Diffuse gas in galaxies sheds new light on the origin of Type Ia supernovae

We measure the strength of HeII$\lambda$4686 nebular emission in passively evolving ("retired") galaxies, aiming to constrain their populations of hot accreting white dwarfs (WDs) in the context of the single degenerate (SD) scenario of Type Ia supernovae (SNe Ia). In the SD scenario, as a WD burns hydrogen-rich material accreted from a companion star, it becomes a powerful source of ionizing UV emission. If significant populations of such sources exist in galaxies, strong emission in the recombination lines of HeII should be expected from the interstellar medium.
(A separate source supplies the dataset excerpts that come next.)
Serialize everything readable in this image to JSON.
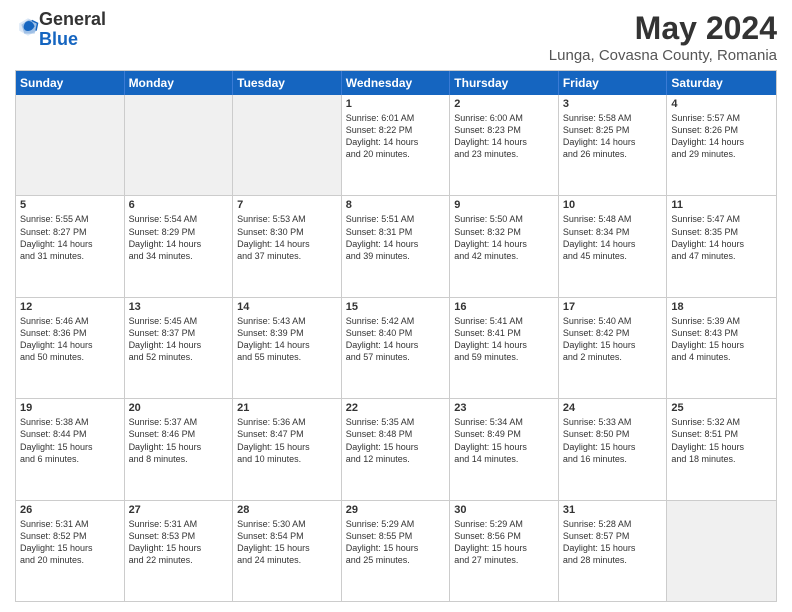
{
  "logo": {
    "general": "General",
    "blue": "Blue"
  },
  "title": "May 2024",
  "subtitle": "Lunga, Covasna County, Romania",
  "header_days": [
    "Sunday",
    "Monday",
    "Tuesday",
    "Wednesday",
    "Thursday",
    "Friday",
    "Saturday"
  ],
  "rows": [
    [
      {
        "day": "",
        "info": "",
        "shaded": true
      },
      {
        "day": "",
        "info": "",
        "shaded": true
      },
      {
        "day": "",
        "info": "",
        "shaded": true
      },
      {
        "day": "1",
        "info": "Sunrise: 6:01 AM\nSunset: 8:22 PM\nDaylight: 14 hours\nand 20 minutes."
      },
      {
        "day": "2",
        "info": "Sunrise: 6:00 AM\nSunset: 8:23 PM\nDaylight: 14 hours\nand 23 minutes."
      },
      {
        "day": "3",
        "info": "Sunrise: 5:58 AM\nSunset: 8:25 PM\nDaylight: 14 hours\nand 26 minutes."
      },
      {
        "day": "4",
        "info": "Sunrise: 5:57 AM\nSunset: 8:26 PM\nDaylight: 14 hours\nand 29 minutes."
      }
    ],
    [
      {
        "day": "5",
        "info": "Sunrise: 5:55 AM\nSunset: 8:27 PM\nDaylight: 14 hours\nand 31 minutes."
      },
      {
        "day": "6",
        "info": "Sunrise: 5:54 AM\nSunset: 8:29 PM\nDaylight: 14 hours\nand 34 minutes."
      },
      {
        "day": "7",
        "info": "Sunrise: 5:53 AM\nSunset: 8:30 PM\nDaylight: 14 hours\nand 37 minutes."
      },
      {
        "day": "8",
        "info": "Sunrise: 5:51 AM\nSunset: 8:31 PM\nDaylight: 14 hours\nand 39 minutes."
      },
      {
        "day": "9",
        "info": "Sunrise: 5:50 AM\nSunset: 8:32 PM\nDaylight: 14 hours\nand 42 minutes."
      },
      {
        "day": "10",
        "info": "Sunrise: 5:48 AM\nSunset: 8:34 PM\nDaylight: 14 hours\nand 45 minutes."
      },
      {
        "day": "11",
        "info": "Sunrise: 5:47 AM\nSunset: 8:35 PM\nDaylight: 14 hours\nand 47 minutes."
      }
    ],
    [
      {
        "day": "12",
        "info": "Sunrise: 5:46 AM\nSunset: 8:36 PM\nDaylight: 14 hours\nand 50 minutes."
      },
      {
        "day": "13",
        "info": "Sunrise: 5:45 AM\nSunset: 8:37 PM\nDaylight: 14 hours\nand 52 minutes."
      },
      {
        "day": "14",
        "info": "Sunrise: 5:43 AM\nSunset: 8:39 PM\nDaylight: 14 hours\nand 55 minutes."
      },
      {
        "day": "15",
        "info": "Sunrise: 5:42 AM\nSunset: 8:40 PM\nDaylight: 14 hours\nand 57 minutes."
      },
      {
        "day": "16",
        "info": "Sunrise: 5:41 AM\nSunset: 8:41 PM\nDaylight: 14 hours\nand 59 minutes."
      },
      {
        "day": "17",
        "info": "Sunrise: 5:40 AM\nSunset: 8:42 PM\nDaylight: 15 hours\nand 2 minutes."
      },
      {
        "day": "18",
        "info": "Sunrise: 5:39 AM\nSunset: 8:43 PM\nDaylight: 15 hours\nand 4 minutes."
      }
    ],
    [
      {
        "day": "19",
        "info": "Sunrise: 5:38 AM\nSunset: 8:44 PM\nDaylight: 15 hours\nand 6 minutes."
      },
      {
        "day": "20",
        "info": "Sunrise: 5:37 AM\nSunset: 8:46 PM\nDaylight: 15 hours\nand 8 minutes."
      },
      {
        "day": "21",
        "info": "Sunrise: 5:36 AM\nSunset: 8:47 PM\nDaylight: 15 hours\nand 10 minutes."
      },
      {
        "day": "22",
        "info": "Sunrise: 5:35 AM\nSunset: 8:48 PM\nDaylight: 15 hours\nand 12 minutes."
      },
      {
        "day": "23",
        "info": "Sunrise: 5:34 AM\nSunset: 8:49 PM\nDaylight: 15 hours\nand 14 minutes."
      },
      {
        "day": "24",
        "info": "Sunrise: 5:33 AM\nSunset: 8:50 PM\nDaylight: 15 hours\nand 16 minutes."
      },
      {
        "day": "25",
        "info": "Sunrise: 5:32 AM\nSunset: 8:51 PM\nDaylight: 15 hours\nand 18 minutes."
      }
    ],
    [
      {
        "day": "26",
        "info": "Sunrise: 5:31 AM\nSunset: 8:52 PM\nDaylight: 15 hours\nand 20 minutes."
      },
      {
        "day": "27",
        "info": "Sunrise: 5:31 AM\nSunset: 8:53 PM\nDaylight: 15 hours\nand 22 minutes."
      },
      {
        "day": "28",
        "info": "Sunrise: 5:30 AM\nSunset: 8:54 PM\nDaylight: 15 hours\nand 24 minutes."
      },
      {
        "day": "29",
        "info": "Sunrise: 5:29 AM\nSunset: 8:55 PM\nDaylight: 15 hours\nand 25 minutes."
      },
      {
        "day": "30",
        "info": "Sunrise: 5:29 AM\nSunset: 8:56 PM\nDaylight: 15 hours\nand 27 minutes."
      },
      {
        "day": "31",
        "info": "Sunrise: 5:28 AM\nSunset: 8:57 PM\nDaylight: 15 hours\nand 28 minutes."
      },
      {
        "day": "",
        "info": "",
        "shaded": true
      }
    ]
  ]
}
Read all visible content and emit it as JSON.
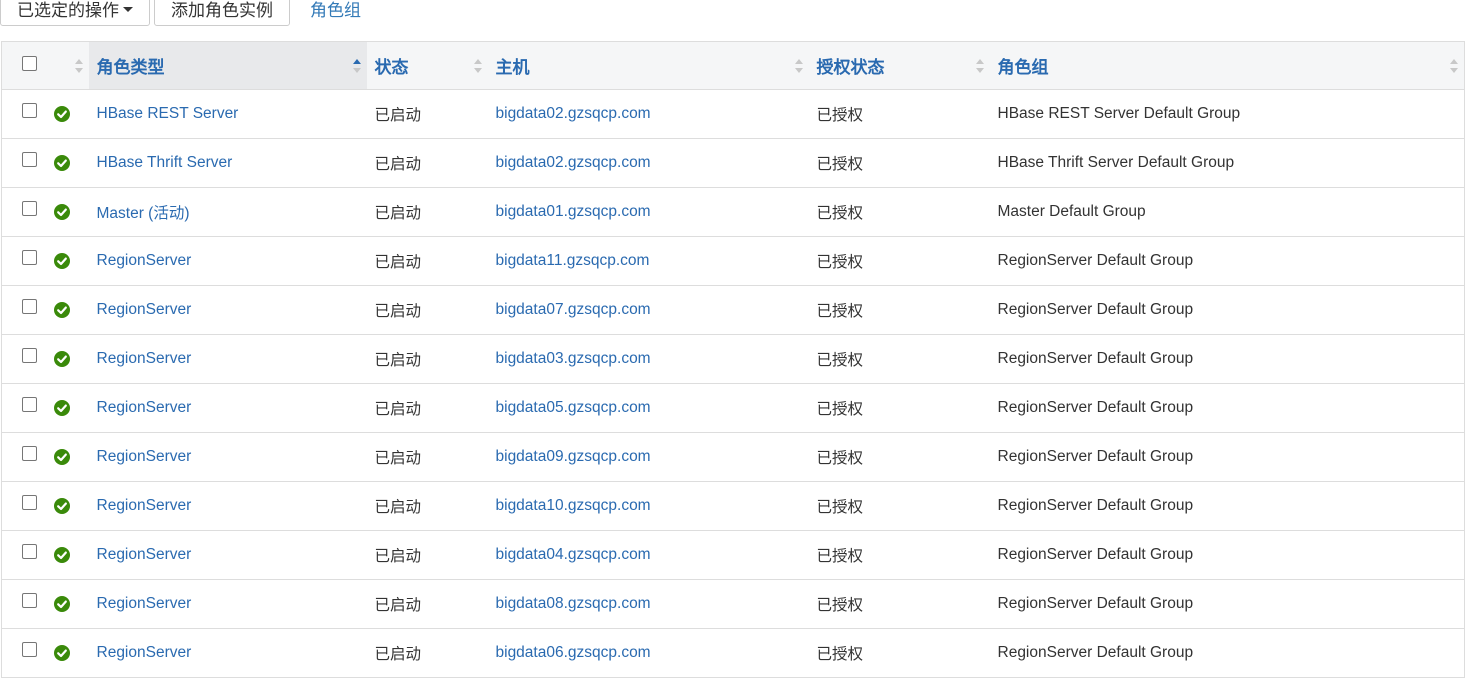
{
  "toolbar": {
    "selected_actions_label": "已选定的操作",
    "add_role_instance_label": "添加角色实例",
    "role_groups_link": "角色组"
  },
  "table": {
    "headers": {
      "role_type": "角色类型",
      "status": "状态",
      "host": "主机",
      "auth_status": "授权状态",
      "role_group": "角色组"
    },
    "sorted_column": "role_type",
    "sort_direction": "ascending",
    "rows": [
      {
        "role_type": "HBase REST Server",
        "status": "已启动",
        "host": "bigdata02.gzsqcp.com",
        "auth_status": "已授权",
        "role_group": "HBase REST Server Default Group"
      },
      {
        "role_type": "HBase Thrift Server",
        "status": "已启动",
        "host": "bigdata02.gzsqcp.com",
        "auth_status": "已授权",
        "role_group": "HBase Thrift Server Default Group"
      },
      {
        "role_type": "Master (活动)",
        "status": "已启动",
        "host": "bigdata01.gzsqcp.com",
        "auth_status": "已授权",
        "role_group": "Master Default Group"
      },
      {
        "role_type": "RegionServer",
        "status": "已启动",
        "host": "bigdata11.gzsqcp.com",
        "auth_status": "已授权",
        "role_group": "RegionServer Default Group"
      },
      {
        "role_type": "RegionServer",
        "status": "已启动",
        "host": "bigdata07.gzsqcp.com",
        "auth_status": "已授权",
        "role_group": "RegionServer Default Group"
      },
      {
        "role_type": "RegionServer",
        "status": "已启动",
        "host": "bigdata03.gzsqcp.com",
        "auth_status": "已授权",
        "role_group": "RegionServer Default Group"
      },
      {
        "role_type": "RegionServer",
        "status": "已启动",
        "host": "bigdata05.gzsqcp.com",
        "auth_status": "已授权",
        "role_group": "RegionServer Default Group"
      },
      {
        "role_type": "RegionServer",
        "status": "已启动",
        "host": "bigdata09.gzsqcp.com",
        "auth_status": "已授权",
        "role_group": "RegionServer Default Group"
      },
      {
        "role_type": "RegionServer",
        "status": "已启动",
        "host": "bigdata10.gzsqcp.com",
        "auth_status": "已授权",
        "role_group": "RegionServer Default Group"
      },
      {
        "role_type": "RegionServer",
        "status": "已启动",
        "host": "bigdata04.gzsqcp.com",
        "auth_status": "已授权",
        "role_group": "RegionServer Default Group"
      },
      {
        "role_type": "RegionServer",
        "status": "已启动",
        "host": "bigdata08.gzsqcp.com",
        "auth_status": "已授权",
        "role_group": "RegionServer Default Group"
      },
      {
        "role_type": "RegionServer",
        "status": "已启动",
        "host": "bigdata06.gzsqcp.com",
        "auth_status": "已授权",
        "role_group": "RegionServer Default Group"
      }
    ]
  },
  "icons": {
    "row_status": "check-circle-icon",
    "sort": "sort-arrows-icon"
  },
  "colors": {
    "link": "#2a6ab0",
    "ok_green": "#3a8a0a",
    "header_bg": "#f5f6f7",
    "border": "#dddddd"
  }
}
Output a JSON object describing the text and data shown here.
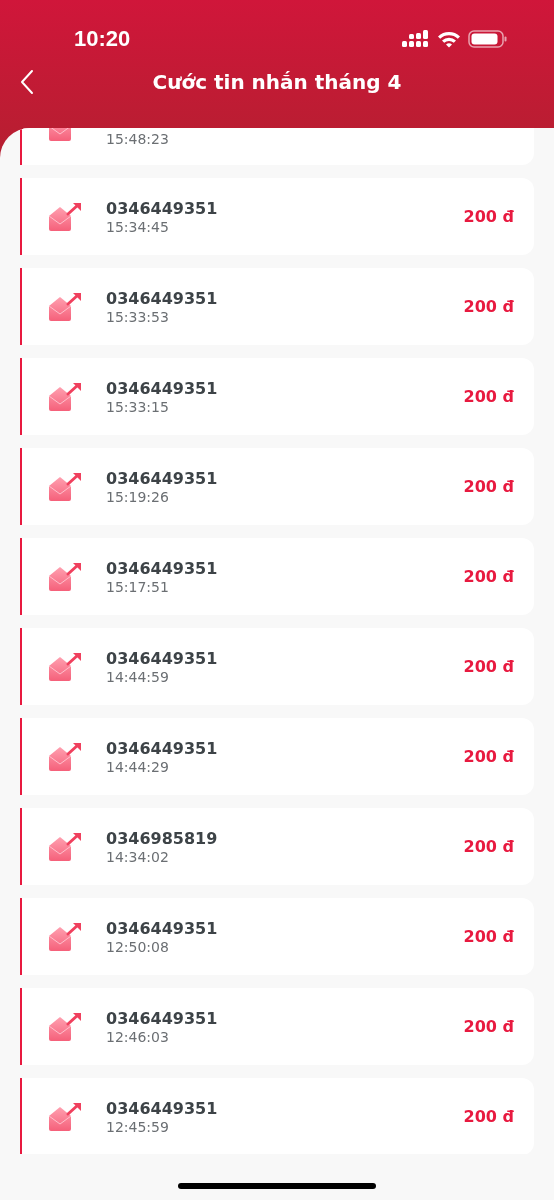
{
  "status_bar": {
    "time": "10:20"
  },
  "header": {
    "title": "Cước tin nhắn tháng 4"
  },
  "rows": [
    {
      "time": "15:48:23"
    },
    {
      "number": "0346449351",
      "time": "15:34:45",
      "amount": "200 đ"
    },
    {
      "number": "0346449351",
      "time": "15:33:53",
      "amount": "200 đ"
    },
    {
      "number": "0346449351",
      "time": "15:33:15",
      "amount": "200 đ"
    },
    {
      "number": "0346449351",
      "time": "15:19:26",
      "amount": "200 đ"
    },
    {
      "number": "0346449351",
      "time": "15:17:51",
      "amount": "200 đ"
    },
    {
      "number": "0346449351",
      "time": "14:44:59",
      "amount": "200 đ"
    },
    {
      "number": "0346449351",
      "time": "14:44:29",
      "amount": "200 đ"
    },
    {
      "number": "0346985819",
      "time": "14:34:02",
      "amount": "200 đ"
    },
    {
      "number": "0346449351",
      "time": "12:50:08",
      "amount": "200 đ"
    },
    {
      "number": "0346449351",
      "time": "12:46:03",
      "amount": "200 đ"
    },
    {
      "number": "0346449351",
      "time": "12:45:59",
      "amount": "200 đ"
    }
  ]
}
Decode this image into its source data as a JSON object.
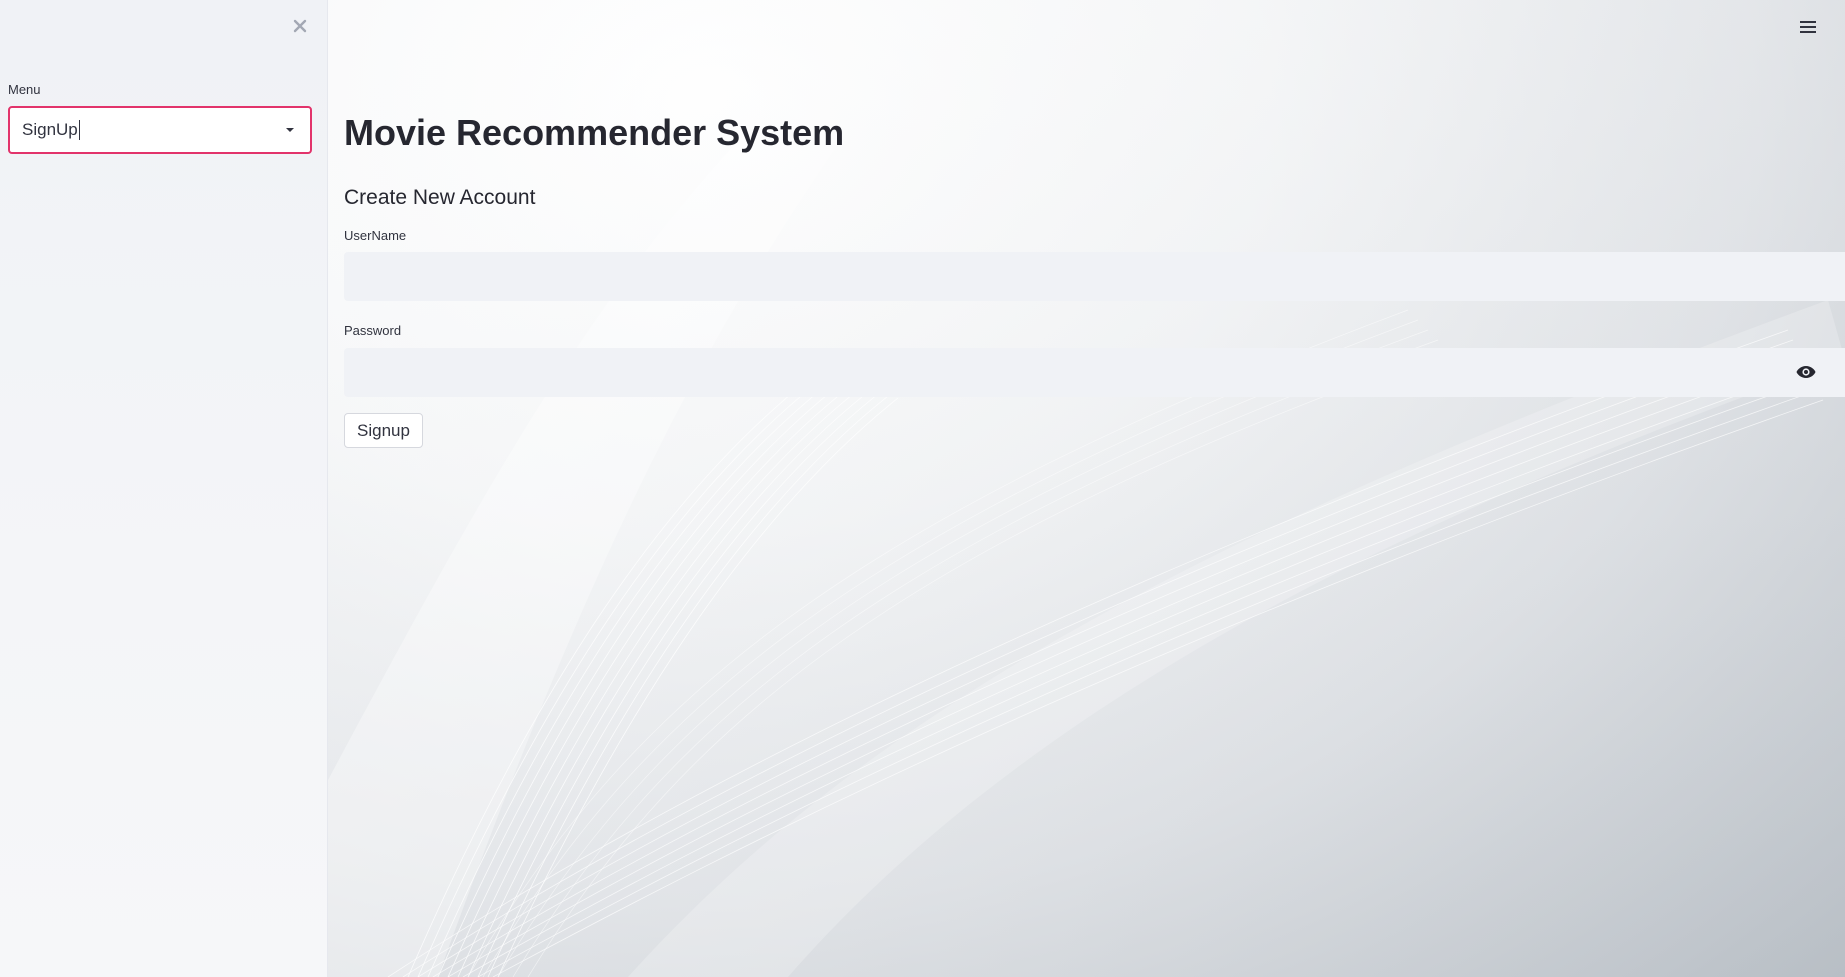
{
  "sidebar": {
    "close_icon": "close-icon",
    "menu_label": "Menu",
    "selected_option": "SignUp",
    "accent_color": "#e2336b"
  },
  "header": {
    "menu_icon": "hamburger-icon"
  },
  "main": {
    "title": "Movie Recommender System",
    "subheader": "Create New Account",
    "username_label": "UserName",
    "username_value": "",
    "password_label": "Password",
    "password_value": "",
    "password_toggle_icon": "eye-icon",
    "signup_button": "Signup"
  }
}
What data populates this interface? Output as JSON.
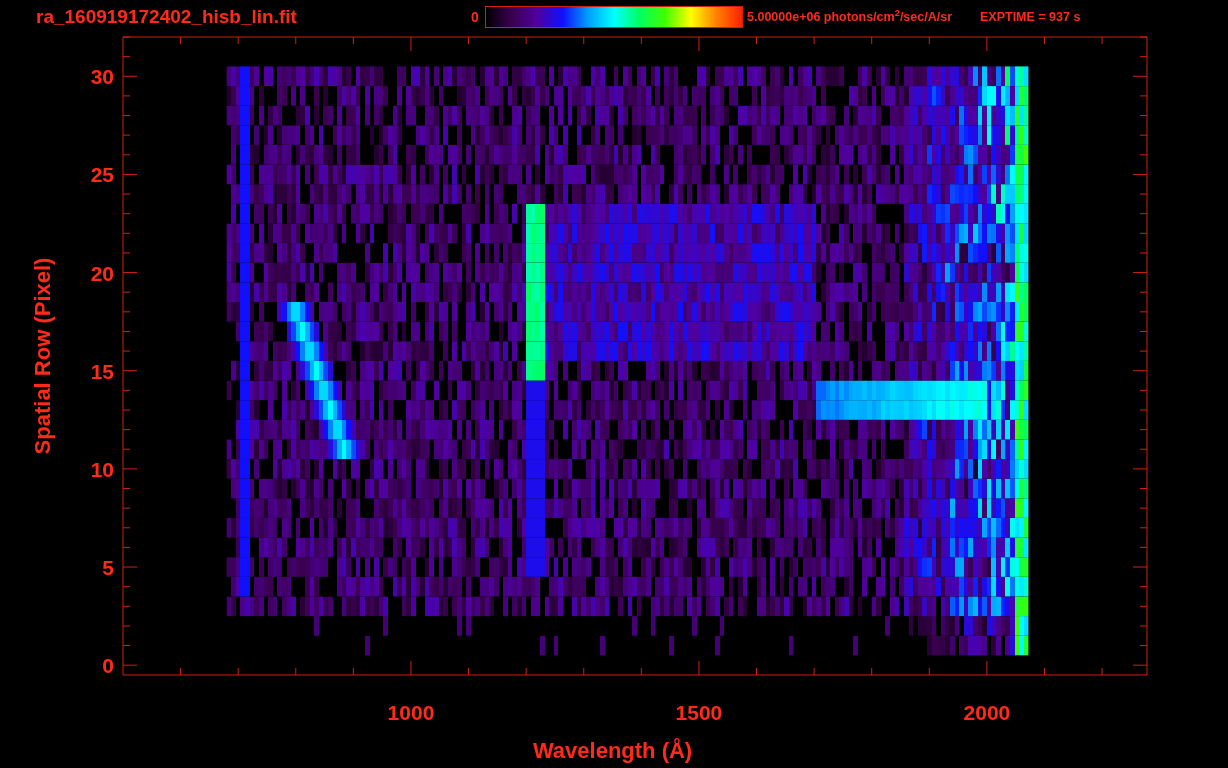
{
  "header": {
    "title": "ra_160919172402_hisb_lin.fit",
    "colorbar_min": "0",
    "colorbar_max": "5.00000e+06 photons/cm$^{2}$/sec/A/sr",
    "exposure": "EXPTIME = 937 s"
  },
  "plot": {
    "xlabel": "Wavelength (Å)",
    "ylabel": "Spatial Row (Pixel)",
    "xticks": [
      "1000",
      "1500",
      "2000"
    ],
    "yticks": [
      "30",
      "25",
      "20",
      "15",
      "10",
      "5",
      "0"
    ]
  }
}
To explore this conjecture, we select from the Sloan Digital Sky Survey ~11 500 emission line galaxies with stellar ages >1 Gyr showing no signs of AGN activity and co-add their spectra in bins of stellar population age. For the first time, we detect HeII$\lambda$4686 nebular emission in retired galaxies and find it to be significantly weaker than that expected in the SD scenario, especially in the youngest age bin (1-4 Gyr) where the SN Ia rate is the highest. Instead, the strength of the observed HeII$\lambda$4686 nebular emission is consistent with post-asymptotic giant branch stars being the sole ionizing source in all age bins. These results limit populations of accreting WDs with photospheric temperatures ($T_{\rm eff}$) in the range ~(1.5-6)$\cdot 10^5$ K to the level at which they can account for no more than ~5-10% of the observed SN Ia rate. Conversely, should all WD progenitors of SN Ia go through the phase of steady nuclear burning with $T_{\rm eff}$~(1.5-6)$\cdot 10^5$ K, they do not increase their mass by more than ~0.03 $M_\odot$ in this regime.